From the Solidworks Workgroup PDM propaganda:
Easy to set up and use, SolidWorks® Workgroup PDM
automatically captures file revision histories automatically and
allows you and other members of your prod- uct design team
to instantly access desired files, determine who has worked
on them, and see exactly when changes were made. By
accelerating time-to-market, SolidWorks Workgroup PDM
helps your design team minimize errors and duplicated efforts..
SolidWorks Workgroup PDM provides an effective approach
to securing files through vaulting – a simple, yet highly reliable
and safe system for storing shared project files. Vaulting allows
members of your design team to share files systematically,
checking them in and out of the Vault one at a time to avoid the
possibility of a team member accidentally overwriting a file or
spending time working on the wrong file revision.
To whom it may concern,
Sorry, I'm not a software developer so this message is not following the protocol for reporting bugs. Our company primarily deals with aircraft electronics integration. Software is a small part of our operations and our people have used Tortoise SVN successfully for years in that area.
Our hardware department uses a popular CAD package called SolidWorks. Normally, this package allows us to build and document assemblies with parts automatically populating BOM's and reporting to multiple assemblies. In a standard file system, we can rename files, move them from one directory to another, restructure common part files, etc. all while SolidWorks maintains the links between these files and their associations.

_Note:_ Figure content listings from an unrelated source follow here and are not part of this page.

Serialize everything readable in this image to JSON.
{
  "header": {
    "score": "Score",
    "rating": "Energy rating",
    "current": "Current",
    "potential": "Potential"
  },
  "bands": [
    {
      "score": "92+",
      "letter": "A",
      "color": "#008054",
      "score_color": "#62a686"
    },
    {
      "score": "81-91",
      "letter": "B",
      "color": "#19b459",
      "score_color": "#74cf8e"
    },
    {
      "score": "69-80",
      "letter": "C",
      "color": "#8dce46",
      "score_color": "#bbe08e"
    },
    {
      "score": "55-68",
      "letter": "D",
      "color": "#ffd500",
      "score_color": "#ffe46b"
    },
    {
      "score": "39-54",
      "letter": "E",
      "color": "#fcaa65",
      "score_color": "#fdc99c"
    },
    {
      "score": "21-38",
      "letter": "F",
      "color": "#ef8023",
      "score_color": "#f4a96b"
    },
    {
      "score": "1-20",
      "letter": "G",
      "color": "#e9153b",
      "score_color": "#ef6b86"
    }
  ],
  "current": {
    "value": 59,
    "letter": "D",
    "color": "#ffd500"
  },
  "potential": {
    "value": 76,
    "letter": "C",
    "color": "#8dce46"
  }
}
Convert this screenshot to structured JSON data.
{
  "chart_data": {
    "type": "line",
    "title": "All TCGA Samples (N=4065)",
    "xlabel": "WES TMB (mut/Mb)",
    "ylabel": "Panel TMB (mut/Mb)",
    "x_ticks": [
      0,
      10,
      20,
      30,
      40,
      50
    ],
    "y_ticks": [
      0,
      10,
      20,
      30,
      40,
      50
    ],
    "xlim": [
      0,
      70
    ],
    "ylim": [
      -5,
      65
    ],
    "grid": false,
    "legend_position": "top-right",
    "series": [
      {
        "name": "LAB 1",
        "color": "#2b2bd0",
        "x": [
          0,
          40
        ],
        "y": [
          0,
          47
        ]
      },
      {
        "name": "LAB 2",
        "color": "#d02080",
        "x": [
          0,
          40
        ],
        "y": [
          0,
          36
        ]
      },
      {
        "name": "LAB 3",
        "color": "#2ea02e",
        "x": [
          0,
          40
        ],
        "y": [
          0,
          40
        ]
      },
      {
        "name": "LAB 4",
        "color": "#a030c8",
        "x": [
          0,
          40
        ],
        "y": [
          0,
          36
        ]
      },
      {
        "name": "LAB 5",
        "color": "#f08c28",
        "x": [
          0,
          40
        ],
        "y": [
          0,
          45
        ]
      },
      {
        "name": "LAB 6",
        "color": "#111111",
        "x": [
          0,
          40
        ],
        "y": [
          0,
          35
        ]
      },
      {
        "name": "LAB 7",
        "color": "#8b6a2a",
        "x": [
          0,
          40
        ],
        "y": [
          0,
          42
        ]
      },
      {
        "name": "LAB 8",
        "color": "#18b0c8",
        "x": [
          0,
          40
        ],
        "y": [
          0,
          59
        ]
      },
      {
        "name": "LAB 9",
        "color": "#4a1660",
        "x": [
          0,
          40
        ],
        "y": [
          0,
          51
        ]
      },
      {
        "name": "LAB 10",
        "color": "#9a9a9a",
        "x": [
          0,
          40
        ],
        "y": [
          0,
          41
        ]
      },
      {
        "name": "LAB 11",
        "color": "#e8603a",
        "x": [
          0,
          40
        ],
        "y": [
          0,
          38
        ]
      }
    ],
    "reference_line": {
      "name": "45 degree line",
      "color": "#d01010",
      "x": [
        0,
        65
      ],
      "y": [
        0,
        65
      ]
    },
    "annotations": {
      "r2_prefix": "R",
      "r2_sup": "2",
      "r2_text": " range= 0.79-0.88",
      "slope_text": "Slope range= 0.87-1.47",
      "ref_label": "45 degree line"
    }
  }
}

In an effort to maintain version control and prevent multiple users from editing the same file at the same time, we migrated all of our CAD files to Tortoise SVN. Now our assemblies routinely crash, hardware loses its associations randomly, BOM's collapse and have to be rebuilt, and renaming/reorganizing files requires incredibly complex work arounds. Essentially, a CAD user has to know every file association in advance of a move, open every association, and copy/rename/edit/delete dozens of files in specific combination and order. Often, 100 hour assemblies are corrupted and have to be remade from scratch.
We are running 184.108.40.20611 and any attempts to upgrade to a newer version have crashed everything. Obviously, this version is out of date and at some point will no longer be available for new users. Please do not say we simply need to upgrade. We need some input from a party that understands how SolidWorks manipulates files.
It seems that SolidWorks is fundamentally incompatible with SVN. If possible, could the SVN community tell us if this is the case? Does anyone know of another organization using SVN for SolidWorks PDM (product data management)?